When she reached 170 pounds she stopped growing. Her body felt huge. Her breasts, after leaking and shrinking, had grown again with the rest of her and now bulged over the top of her bra. Her belly was soft and she touched it cautiously, like someone she did not know. Her shoulders were broad and her legs were like twin pillars, gleaming. She felt taller when she stood up and she measured herself against the wall. She had grown an inch. Her hair was darker and it grew longer than it had ever grown before. She had stopped going to the hairdresser the same day she had bought the perfume. She couldn’t smell the yeast any more. When she walked down the street she could feel her body moving as she walked. It jiggled. It danced. There was a rhythm to it; she could feel it, step, ba-boom-ba, step, ba-boom-ba.
She felt people looking at her when she ate in public. She could feel their eyes on her and she trained herself to stare back at them. When they looked away first it made her smile.
She wanted to dance. It was a powerful urge, the urge to be loud, to move her feet joyfully and laugh. Almost, but not quite, overpowering. She had never thought before about how wonderful large things were. How wonderful it was to take up space, even when no one wanted you too. Mountains and elephants and giraffes and whales. How grand and free! Even the word sounded grand and free to her. Large. The freedom to be large. Largeness. Largess. She laughed.

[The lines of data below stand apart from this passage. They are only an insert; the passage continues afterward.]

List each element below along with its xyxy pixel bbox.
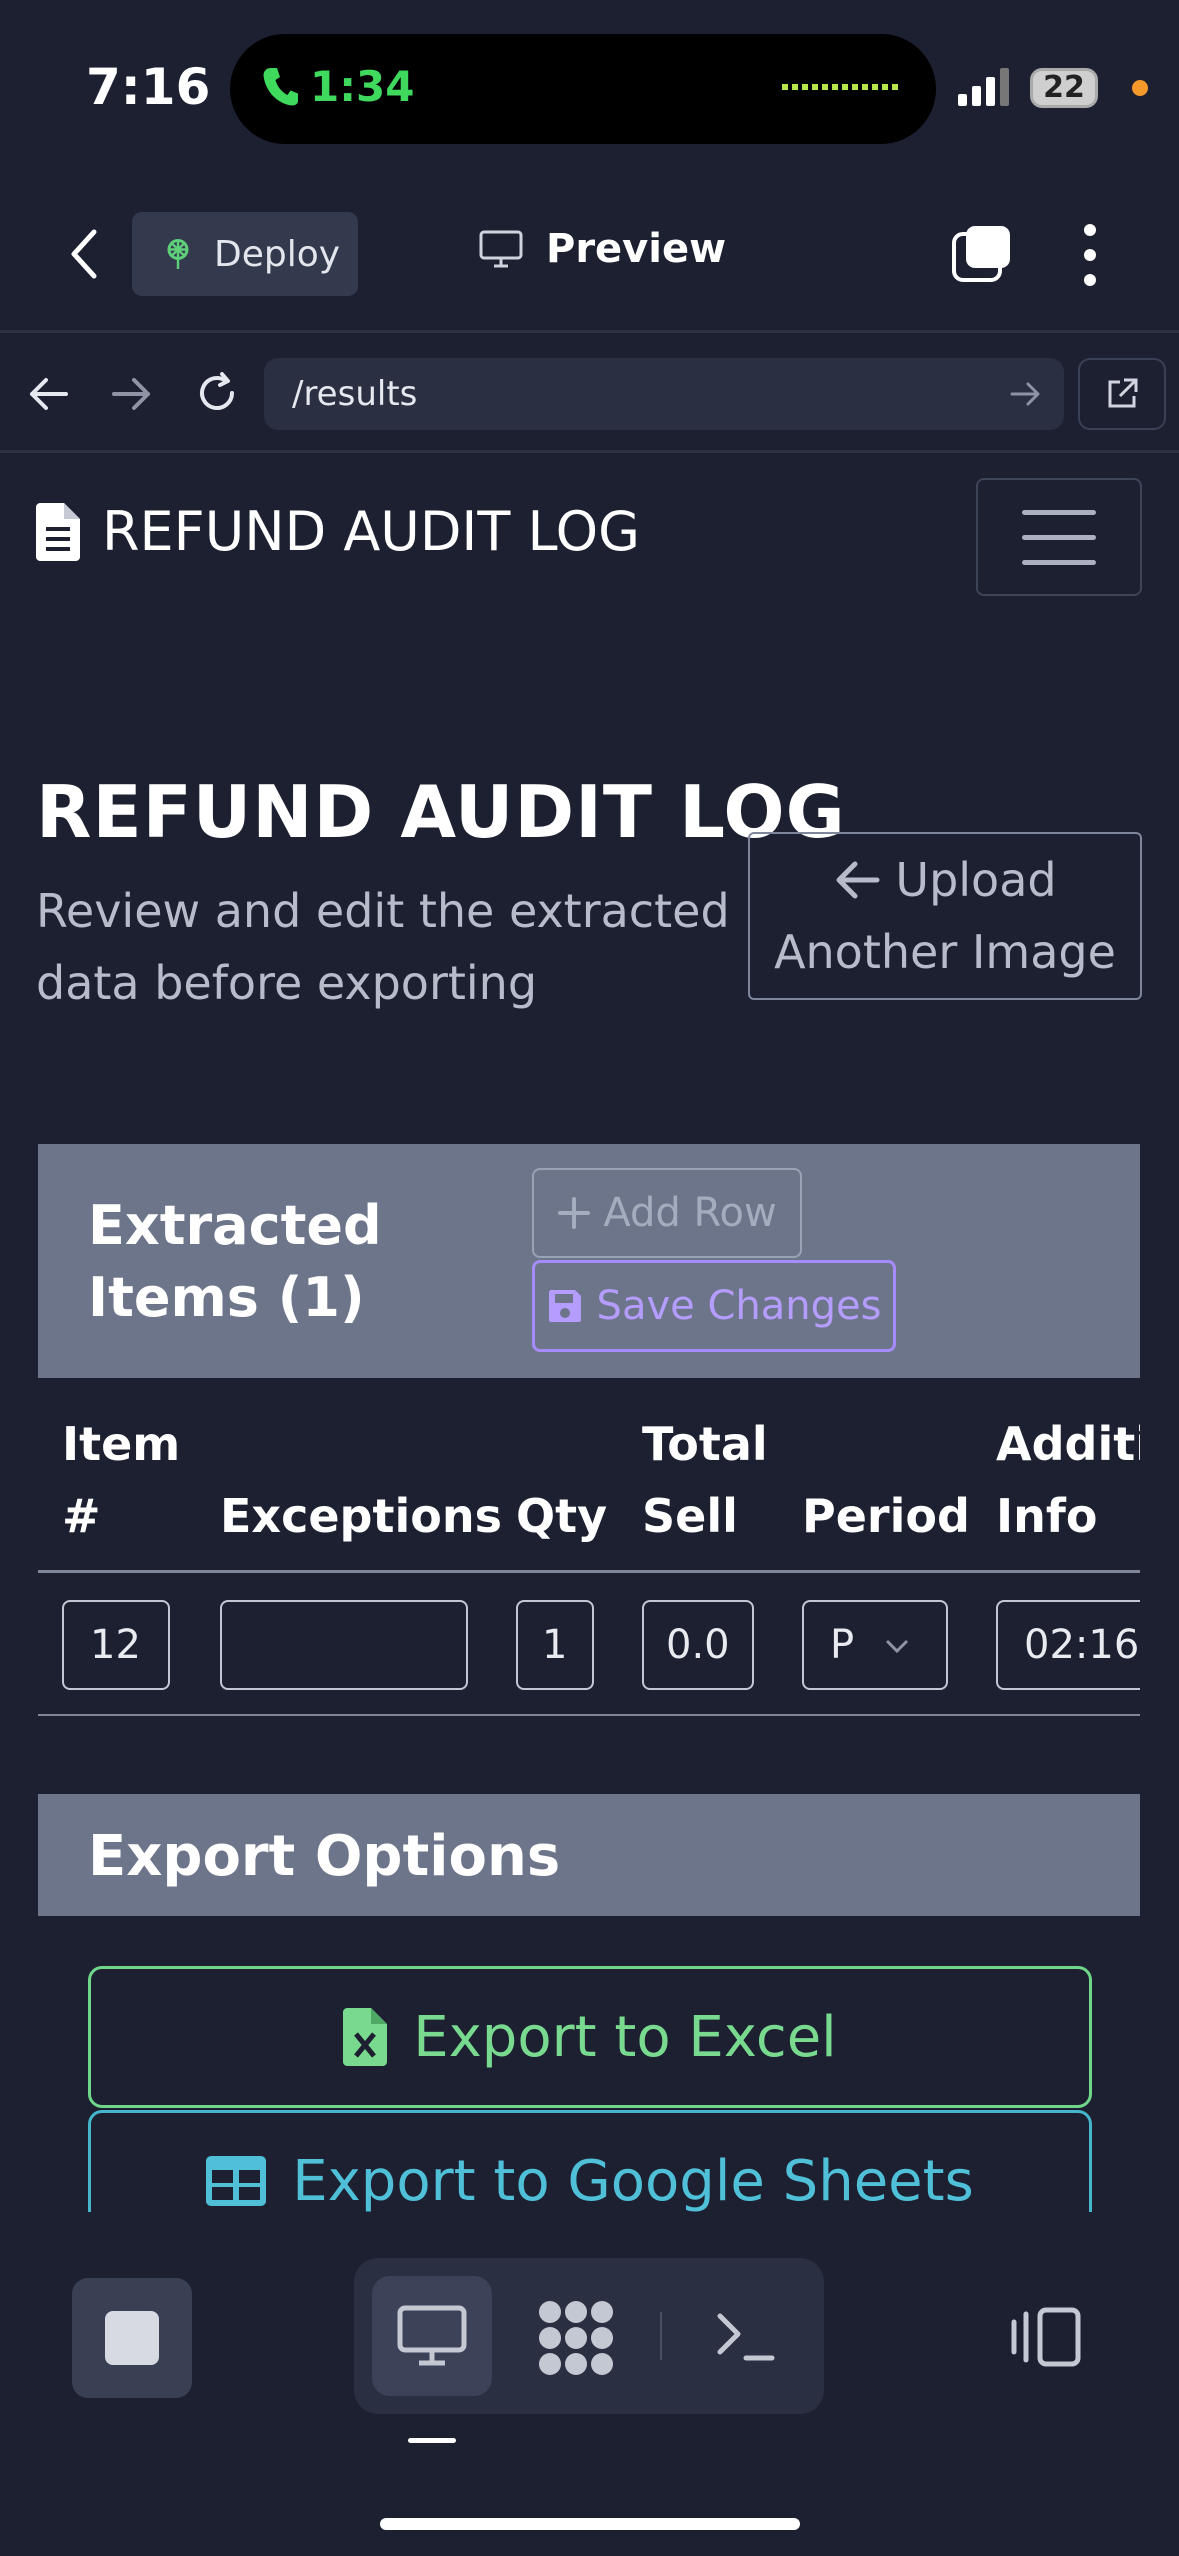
period-select[interactable]: P <box>802 1600 948 1690</box>
additional-info-input[interactable]: 02:16 <box>996 1600 1140 1690</box>
top-divider <box>0 330 1179 333</box>
upload-button-label: Upload Another Image <box>774 853 1116 979</box>
stop-icon <box>105 2311 159 2365</box>
export-google-sheets-button[interactable]: Export to Google Sheets <box>88 2110 1092 2212</box>
export-card-title: Export Options <box>88 1824 561 1889</box>
floppy-disk-icon <box>548 1290 581 1322</box>
battery-indicator: 22 <box>1030 68 1098 108</box>
column-header-total-sell: Total Sell <box>642 1417 768 1543</box>
save-changes-button[interactable]: Save Changes <box>532 1260 896 1352</box>
open-external-button[interactable] <box>1078 358 1166 430</box>
browser-back-icon[interactable] <box>26 374 70 414</box>
brand-label: REFUND AUDIT LOG <box>102 500 640 563</box>
reload-icon[interactable] <box>192 368 242 418</box>
go-arrow-icon[interactable] <box>1010 380 1042 408</box>
desktop-icon <box>397 2305 467 2366</box>
deploy-icon <box>167 239 189 269</box>
add-row-label: Add Row <box>603 1190 777 1236</box>
export-excel-label: Export to Excel <box>413 2004 837 2070</box>
column-header-period: Period <box>802 1489 970 1543</box>
column-header-exceptions: Exceptions <box>220 1489 502 1543</box>
privacy-dot <box>1132 80 1148 96</box>
total-sell-input[interactable]: 0.0 <box>642 1600 754 1690</box>
table-header-divider <box>38 1570 1140 1573</box>
upload-another-image-button[interactable]: Upload Another Image <box>748 832 1142 1000</box>
stop-button[interactable] <box>72 2278 192 2398</box>
monitor-icon <box>479 230 523 268</box>
terminal-icon[interactable] <box>716 2308 776 2364</box>
tabs-icon[interactable] <box>950 222 1014 286</box>
signal-icon <box>958 68 1009 106</box>
more-vertical-icon[interactable] <box>1080 222 1100 288</box>
document-icon <box>36 502 80 561</box>
page-subtitle: Review and edit the extracted data befor… <box>36 884 730 1010</box>
call-duration: 1:34 <box>310 62 415 111</box>
save-changes-label: Save Changes <box>596 1283 882 1329</box>
export-excel-button[interactable]: Export to Excel <box>88 1966 1092 2108</box>
preview-tab[interactable]: Preview <box>478 226 726 272</box>
url-text: /results <box>292 374 418 414</box>
period-value: P <box>830 1622 855 1668</box>
back-chevron-icon[interactable] <box>66 228 102 280</box>
column-header-qty: Qty <box>516 1489 608 1543</box>
arrow-left-icon <box>836 861 880 899</box>
workspace-icon[interactable] <box>536 2298 616 2378</box>
deploy-button[interactable]: Deploy <box>132 212 358 296</box>
desktop-view-button[interactable] <box>372 2276 492 2396</box>
qty-input[interactable]: 1 <box>516 1600 594 1690</box>
hamburger-icon <box>1022 509 1096 515</box>
exceptions-input[interactable] <box>220 1600 468 1690</box>
table-icon <box>206 2156 267 2206</box>
browser-forward-icon[interactable] <box>110 374 154 414</box>
menu-toggle-button[interactable] <box>976 478 1142 596</box>
export-card-body: Export to Excel Export to Google Sheets <box>38 1916 1140 2212</box>
column-header-item: Item # <box>62 1417 181 1543</box>
browser-divider <box>0 450 1179 453</box>
switcher-divider <box>660 2312 662 2360</box>
status-time: 7:16 <box>86 58 211 116</box>
item-number-input[interactable]: 12 <box>62 1600 170 1690</box>
url-bar[interactable]: /results <box>264 358 1064 430</box>
excel-file-icon <box>343 2008 388 2066</box>
plus-icon <box>558 1197 591 1229</box>
chevron-down-icon <box>885 1639 909 1654</box>
split-panel-icon[interactable] <box>1010 2306 1082 2368</box>
phone-icon <box>263 68 298 106</box>
deploy-label: Deploy <box>214 233 341 275</box>
active-view-indicator <box>408 2438 456 2443</box>
audio-waveform-icon <box>782 84 898 90</box>
external-link-icon <box>1108 378 1138 408</box>
export-sheets-label: Export to Google Sheets <box>292 2148 974 2213</box>
page-title: REFUND AUDIT LOG <box>36 770 846 854</box>
add-row-button[interactable]: Add Row <box>532 1168 802 1258</box>
navbar-brand[interactable]: REFUND AUDIT LOG <box>36 500 640 563</box>
items-table: Item # Exceptions Qty Total Sell Period … <box>38 1378 1140 1716</box>
column-header-additional-info: Additi Info <box>996 1417 1140 1543</box>
home-indicator <box>380 2518 800 2530</box>
items-card-title: Extracted Items (1) <box>88 1194 382 1329</box>
preview-label: Preview <box>546 226 727 272</box>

At her next yearly checkup, the doctor glanced over her chart.
“So, any more problems with the, er, smell?” he asked.
The woman looked at the doctor. She could have sworn he had flushed when he spoke.
“No.” she said.
“You’ve gained forty pounds,” the doctor said.
“Yes.” the woman said.
“Have you been hungrier? I’ll order a pregnancy test for you. When was your last period?”
“No, thank you. I just finished my period last week. I’m not pregnant.”

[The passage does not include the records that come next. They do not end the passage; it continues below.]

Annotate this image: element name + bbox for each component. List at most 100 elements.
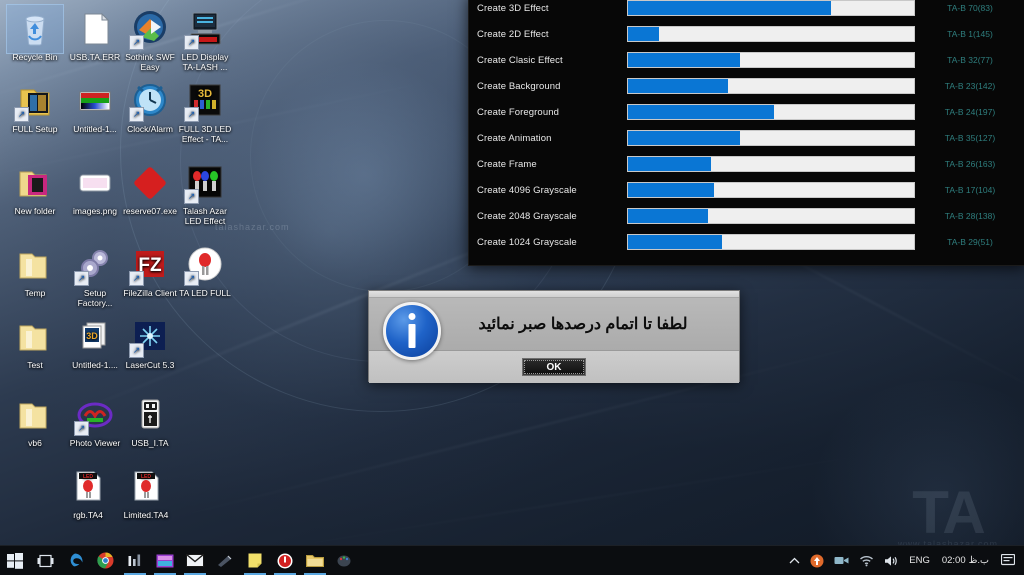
progress-row-label: Create Frame (477, 158, 537, 170)
dialog-message-text: لطفا تا اتمام درصدها صبر نمائید (478, 316, 688, 333)
clock-meridiem: ب.ظ (968, 555, 989, 566)
photos-button[interactable] (150, 546, 180, 575)
folder-icon (14, 316, 56, 358)
progress-row: Create 4096 Grayscale TA-B 17(104) (469, 177, 1024, 203)
clock[interactable]: 02:00 ب.ظ (935, 546, 996, 575)
update-icon[interactable] (805, 546, 829, 575)
desktop-icon-full-3d-led-effect[interactable]: 3D ↗ FULL 3D LED Effect - TA... (176, 80, 234, 144)
file-explorer-button[interactable] (300, 546, 330, 575)
progress-bar-fill (628, 209, 709, 223)
shortcut-arrow-icon: ↗ (184, 271, 199, 286)
desktop-icon-photo-viewer[interactable]: ↗ Photo Viewer (66, 394, 124, 448)
chrome-button[interactable] (90, 546, 120, 575)
desktop-icon-label: New folder (14, 206, 56, 216)
progress-row: Create Animation TA-B 35(127) (469, 125, 1024, 151)
shortcut-arrow-icon: ↗ (184, 189, 199, 204)
taskbar[interactable]: ENG 02:00 ب.ظ (0, 545, 1024, 575)
desktop-icon-recycle-bin[interactable]: Recycle Bin (6, 4, 64, 62)
desktop-icon-reserve07-exe[interactable]: reserve07.exe (121, 162, 179, 216)
desktop-icon-label: USB_I.TA (131, 438, 169, 448)
ok-button[interactable]: OK (522, 358, 586, 376)
progress-bar-track (627, 130, 915, 146)
desktop-icon-ta-led-full[interactable]: ↗ TA LED FULL (176, 244, 234, 298)
edge-icon (70, 553, 83, 566)
dialog-titlebar[interactable] (369, 291, 739, 298)
desktop-icon-rgb-ta4[interactable]: LED rgb.TA4 (59, 466, 117, 520)
desktop-icon-test[interactable]: Test (6, 316, 64, 370)
edge-button[interactable] (60, 546, 90, 575)
paint-button[interactable] (330, 546, 360, 575)
snip-button[interactable] (210, 546, 240, 575)
svg-text:3D: 3D (86, 331, 98, 341)
progress-bar-track (627, 208, 915, 224)
task-view-button[interactable] (30, 546, 60, 575)
desktop-icon-label: vb6 (28, 438, 42, 448)
folder-icon (14, 394, 56, 436)
sothink-swf-easy-icon: ↗ (129, 8, 171, 50)
desktop-icon-limited-ta4[interactable]: LED Limited.TA4 (117, 466, 175, 520)
action-center-icon (1001, 554, 1015, 566)
progress-bar-fill (628, 157, 711, 171)
shortcut-arrow-icon: ↗ (129, 107, 144, 122)
progress-row: Create 1024 Grayscale TA-B 29(51) (469, 229, 1024, 255)
folder-icon (306, 554, 324, 567)
desktop-icon-sothink-swf-easy[interactable]: ↗ Sothink SWF Easy (121, 8, 179, 72)
desktop-icon-label: Limited.TA4 (123, 510, 169, 520)
windows-logo-icon (7, 552, 23, 569)
desktop-icon-label: FULL Setup (12, 124, 58, 134)
shortcut-arrow-icon: ↗ (129, 343, 144, 358)
recycle-bin-icon (6, 4, 64, 54)
media-player-button[interactable] (120, 546, 150, 575)
desktop-icon-setup-factory[interactable]: ↗ Setup Factory... (66, 244, 124, 308)
desktop-icon-talash-azar-led-effect[interactable]: ↗ Talash Azar LED Effect (176, 162, 234, 226)
desktop-icon-label: Setup Factory... (77, 288, 113, 308)
desktop-icon-untitled-1-gradient[interactable]: Untitled-1... (66, 80, 124, 134)
desktop-icon-filezilla-client[interactable]: FZ ↗ FileZilla Client (121, 244, 179, 298)
progress-row-label: Create 2048 Grayscale (477, 210, 577, 222)
progress-row-label: Create 3D Effect (477, 2, 549, 14)
app-red-button[interactable] (270, 546, 300, 575)
task-view-icon (37, 554, 53, 567)
desktop-icon-lasercut-53[interactable]: ↗ LaserCut 5.3 (121, 316, 179, 370)
red-diamond-exe-icon (129, 162, 171, 204)
show-hidden-icons-button[interactable] (784, 546, 805, 575)
mail-button[interactable] (180, 546, 210, 575)
desktop-icon-full-setup[interactable]: ↗ FULL Setup (6, 80, 64, 134)
desktop-icon-label: Sothink SWF Easy (125, 52, 175, 72)
notepad-button[interactable] (240, 546, 270, 575)
notepad-icon (248, 553, 262, 568)
desktop-icon-label: images.png (73, 206, 117, 216)
shortcut-arrow-icon: ↗ (184, 107, 199, 122)
taskbar-buttons (0, 546, 360, 575)
progress-bar-fill (628, 131, 740, 145)
message-dialog[interactable]: لطفا تا اتمام درصدها صبر نمائید OK (368, 290, 740, 383)
desktop-icon-vb6[interactable]: vb6 (6, 394, 64, 448)
desktop-icon-led-display[interactable]: ↗ LED Display TA-LASH ... (176, 8, 234, 72)
desktop-icon-usb-i-ta[interactable]: USB_I.TA (121, 394, 179, 448)
wifi-icon[interactable] (854, 546, 879, 575)
desktop-background[interactable]: Recycle Bin USB.TA.ERR ↗ Sothink SWF Eas… (0, 0, 1024, 575)
equalizer-icon (128, 554, 141, 566)
desktop-icon-untitled-1-psd[interactable]: 3D Untitled-1.... (66, 316, 124, 370)
desktop-icon-usb-ta-err[interactable]: USB.TA.ERR (66, 8, 124, 62)
start-button[interactable] (0, 546, 30, 575)
progress-window[interactable]: Create 3D Effect TA-B 70(83) Create 2D E… (468, 0, 1024, 266)
progress-row-label: Create Background (477, 80, 561, 92)
progress-row: Create Clasic Effect TA-B 32(77) (469, 47, 1024, 73)
desktop-icon-temp[interactable]: Temp (6, 244, 64, 298)
progress-bar-fill (628, 105, 774, 119)
system-tray: ENG 02:00 ب.ظ (784, 546, 1024, 575)
shortcut-arrow-icon: ↗ (184, 35, 199, 50)
camera-icon[interactable] (829, 546, 854, 575)
progress-row-label: Create Foreground (477, 106, 559, 118)
desktop-icon-label: USB.TA.ERR (69, 52, 121, 62)
progress-bar-fill (628, 1, 832, 15)
desktop-icon-clock-alarm[interactable]: ↗ Clock/Alarm (121, 80, 179, 134)
action-center-button[interactable] (996, 546, 1020, 575)
progress-bar-track (627, 78, 915, 94)
volume-icon[interactable] (879, 546, 904, 575)
desktop-icon-images-png[interactable]: images.png (66, 162, 124, 216)
desktop-icon-new-folder[interactable]: New folder (6, 162, 64, 216)
progress-row: Create 2D Effect TA-B 1(145) (469, 21, 1024, 47)
language-indicator[interactable]: ENG (904, 546, 935, 575)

“Are you sure?” The doctor stared at her. The woman stared back. She had never looked at the doctor before. His hair was thinning and he had a slight paunch of a belly. He looked down at the chart. She leaned forward.

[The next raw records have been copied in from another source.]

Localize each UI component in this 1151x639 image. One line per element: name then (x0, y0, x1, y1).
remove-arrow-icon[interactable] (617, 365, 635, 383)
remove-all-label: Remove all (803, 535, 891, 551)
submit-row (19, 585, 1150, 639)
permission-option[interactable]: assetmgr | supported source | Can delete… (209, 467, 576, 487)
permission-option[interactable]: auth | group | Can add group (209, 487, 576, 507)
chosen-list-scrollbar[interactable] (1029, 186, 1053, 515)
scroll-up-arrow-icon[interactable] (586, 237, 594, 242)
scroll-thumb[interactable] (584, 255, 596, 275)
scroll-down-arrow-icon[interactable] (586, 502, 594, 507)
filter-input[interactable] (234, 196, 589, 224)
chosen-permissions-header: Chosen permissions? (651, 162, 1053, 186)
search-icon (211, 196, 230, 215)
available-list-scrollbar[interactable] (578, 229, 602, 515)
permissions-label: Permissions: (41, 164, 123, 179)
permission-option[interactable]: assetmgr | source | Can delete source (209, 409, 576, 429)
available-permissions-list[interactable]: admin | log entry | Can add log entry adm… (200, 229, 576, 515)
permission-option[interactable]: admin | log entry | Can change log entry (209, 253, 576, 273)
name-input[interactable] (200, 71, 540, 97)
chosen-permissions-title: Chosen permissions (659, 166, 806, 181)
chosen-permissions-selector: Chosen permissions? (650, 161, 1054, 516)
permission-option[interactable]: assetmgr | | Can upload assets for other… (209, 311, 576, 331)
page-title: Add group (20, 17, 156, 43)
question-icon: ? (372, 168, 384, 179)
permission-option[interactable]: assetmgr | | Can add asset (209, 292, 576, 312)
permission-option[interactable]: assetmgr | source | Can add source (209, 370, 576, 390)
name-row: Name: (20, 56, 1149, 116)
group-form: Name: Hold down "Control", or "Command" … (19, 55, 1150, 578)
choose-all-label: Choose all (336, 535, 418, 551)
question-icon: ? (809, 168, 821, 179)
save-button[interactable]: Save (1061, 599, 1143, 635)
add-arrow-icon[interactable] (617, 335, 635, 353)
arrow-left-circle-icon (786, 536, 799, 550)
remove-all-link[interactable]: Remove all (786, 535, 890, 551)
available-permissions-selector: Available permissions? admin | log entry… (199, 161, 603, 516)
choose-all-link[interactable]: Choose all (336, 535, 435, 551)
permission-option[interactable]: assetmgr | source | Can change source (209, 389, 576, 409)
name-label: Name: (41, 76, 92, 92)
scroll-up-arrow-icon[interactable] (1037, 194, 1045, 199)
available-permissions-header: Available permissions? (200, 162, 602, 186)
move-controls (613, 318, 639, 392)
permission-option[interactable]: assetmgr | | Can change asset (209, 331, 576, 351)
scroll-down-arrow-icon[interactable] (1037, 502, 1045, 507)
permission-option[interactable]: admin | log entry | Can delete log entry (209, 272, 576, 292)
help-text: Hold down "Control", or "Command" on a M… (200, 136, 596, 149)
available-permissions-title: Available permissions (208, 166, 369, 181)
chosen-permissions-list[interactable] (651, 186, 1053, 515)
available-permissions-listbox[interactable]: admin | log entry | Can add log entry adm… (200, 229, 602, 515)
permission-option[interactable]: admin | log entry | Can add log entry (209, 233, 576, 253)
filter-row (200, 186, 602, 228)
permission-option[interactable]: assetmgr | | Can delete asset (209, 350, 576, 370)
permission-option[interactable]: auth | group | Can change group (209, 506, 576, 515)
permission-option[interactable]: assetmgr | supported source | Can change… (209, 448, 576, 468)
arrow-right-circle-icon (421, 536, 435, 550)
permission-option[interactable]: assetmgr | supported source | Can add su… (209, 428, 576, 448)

“I’m sure. There is nothing wrong with me.”
“Hmmm. Well we’ll order a couple tests. We’ll see.”
She lied down. A nurse came in and the doctor examined her breasts. He stopped halfway through and went and looked back at her chart.
“Didn’t you have breast implants?” A thin line of fear ran through the woman’s body.
“Yes?” she started to sit up. The doctor put up his hand. She waited, watching him.
“Hmmm. Let’s run a couple tests. I can’t find them.”
The tests showed nothing. No implants, no infection, no sacs of liquid. Just healthy breast tissue.
The doctor ordered a few more tests and then told the woman that because she was in good health and young, she could have two more implants put in with little or no danger to her health. He did not know where the first two had gone. He suggested that she watch what she ate, and get some exercise. The woman left the doctor’s office.
She walked home. She decided she wasn’t going to go to the hospital for any more tests. She thought she might go to the store and buy some new clothes, something red that would look good with her dark hair. Maybe she would learn how to sew. A slender woman, with large worried eyes, passed, redolent of sweetish perfume. A slight sent of yeast wafted after her, cutting the sweetness. She looked back over her shoulder and watched the slight woman scurrying down the sidewalk, her shoulders hunched over, and her head down. She turned back, threw her arms out wide as if embracing the sky and laughed.